Sebagian bagi yang bernyali
besar, akan merampas atau mencuri. Sebagian yang lain yang merasa cukup percaya
diri dengan kemampuan tipu muslihat, akan menebar rayuan untuk mendapat
keuntungan. Sedang yang merasa tidak cukup nyali beraksi sadis, bisa melibatkan
diri dalam jaringan penyalahgunaan narkoba atau pun perjudian. Resikonya,
sama-sama hidup tidak tenang karena selalu dalam incaran polisi.
Ada yang mengatakan, kejahatan
yang dilakukan oleh anak di bawah umur bisa dimasukkan ke dalam kenakalan. Atas
dasar inilah, beberapa negara
memberlakukan anak tidak bisa dihukum untuk kejahatan-kejahatan sedang. Di
Indonesia sendiri, sistem peradilan anak baru diterapkan beberapa waktu lalu.
Sistem peradilan yang masih memberikan peluang antara korban dan keluarga
terlapor yang masih di bawah umur untuk berunding.

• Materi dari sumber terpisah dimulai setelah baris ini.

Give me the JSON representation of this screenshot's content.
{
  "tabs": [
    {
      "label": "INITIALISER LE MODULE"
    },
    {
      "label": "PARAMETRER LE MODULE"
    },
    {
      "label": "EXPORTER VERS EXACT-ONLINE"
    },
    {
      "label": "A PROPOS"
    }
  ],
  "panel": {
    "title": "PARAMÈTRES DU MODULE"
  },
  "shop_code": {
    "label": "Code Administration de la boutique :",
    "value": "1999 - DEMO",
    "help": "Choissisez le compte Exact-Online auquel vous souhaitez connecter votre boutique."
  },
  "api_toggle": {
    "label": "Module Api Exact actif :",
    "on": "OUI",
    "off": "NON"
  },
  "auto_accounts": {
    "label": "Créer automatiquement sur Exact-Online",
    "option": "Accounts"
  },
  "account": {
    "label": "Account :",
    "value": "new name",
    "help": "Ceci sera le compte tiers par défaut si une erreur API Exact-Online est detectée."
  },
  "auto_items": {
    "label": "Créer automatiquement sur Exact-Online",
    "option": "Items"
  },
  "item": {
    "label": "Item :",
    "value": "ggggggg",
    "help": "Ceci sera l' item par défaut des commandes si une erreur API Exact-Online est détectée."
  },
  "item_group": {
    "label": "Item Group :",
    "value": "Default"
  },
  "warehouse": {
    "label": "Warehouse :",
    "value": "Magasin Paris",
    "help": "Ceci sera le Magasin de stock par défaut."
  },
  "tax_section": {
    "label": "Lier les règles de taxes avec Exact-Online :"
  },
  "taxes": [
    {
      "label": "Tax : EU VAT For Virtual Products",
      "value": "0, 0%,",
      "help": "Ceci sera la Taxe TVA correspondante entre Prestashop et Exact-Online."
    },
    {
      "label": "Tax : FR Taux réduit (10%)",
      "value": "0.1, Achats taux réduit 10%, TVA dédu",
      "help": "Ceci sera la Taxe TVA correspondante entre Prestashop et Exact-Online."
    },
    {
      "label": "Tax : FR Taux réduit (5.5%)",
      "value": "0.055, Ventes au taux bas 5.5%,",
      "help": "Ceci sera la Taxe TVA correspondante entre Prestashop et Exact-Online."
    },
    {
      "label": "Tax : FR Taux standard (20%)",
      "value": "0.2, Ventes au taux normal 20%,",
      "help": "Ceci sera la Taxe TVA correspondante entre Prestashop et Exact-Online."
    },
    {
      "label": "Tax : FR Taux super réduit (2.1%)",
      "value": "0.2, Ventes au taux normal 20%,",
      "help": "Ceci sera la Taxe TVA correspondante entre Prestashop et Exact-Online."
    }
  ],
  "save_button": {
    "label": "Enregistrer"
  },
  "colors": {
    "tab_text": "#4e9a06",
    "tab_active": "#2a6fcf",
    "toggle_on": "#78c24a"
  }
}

Masalahnya, kenakalan kejahatan
ini ada yang terbawa sampai di usia dewasa. Malah ada yang menjadikan kejahatan
sebagai mata pencaharian untuk pemenuhan kebutuhan. Untuk golongan ini, tentu
saja pengecualian. Tindakan tegas harus diterapkan karena kejahatan untuk
tujuan pemenuhan kebutuhan akan lebih tinggi dan meminta lebih banyak daripada
sekedar kenakalan anak-anak.
Terlebih bila kemudian, aksi para
bandit berusia bandot ini terulang dan terulang lagi di kemudian hari. Seperti
yang dilakukan oleh M Hasan (46), warga Sencaki yang kembali masuk penjara
untuk ketiga kalinya. Bagi Hasan, masuk penjara adalah salah satu bagian dari
resiko yang harus dijalaninya. Mungkin bagi dia, penderitaan yang dialaminya,
termasuk nyerinya luka tempat di kaki kiri adalah pengorbanan seorang laki-laki
pada keluarganya.
Tapi Hasan lupa, ada resiko lain
yang ditanggung bukan olehnya melainkan dirasakan keluarganya. Rasa malu pada
masyarakat, ditinggal bertahan sendirian tanpa laki-laki, mungkin luput dari
pikiran Hasan. Bagaimana istri dan anak-anaknya bertahan dari kelaparan selama
ditinggal menjalani hukuman, belum tentu masuk pikiran Hasan. Belum lagi
bagaimana perasaan anak-anaknya yang tahu bila bapak yang harusnya melindungi
dan menjaganya, malah masuk penjara.
Bila
pikiran Hasan dan orang-orang segolongan dengannya sangat picik dan dangkal,
saya menyimpan makian untuk mereka. Kalau di otak mereka hanya terlintas
pikiran bagaimana cara memenuhi kebutuhan tanpa penganyoman, ini makian saya.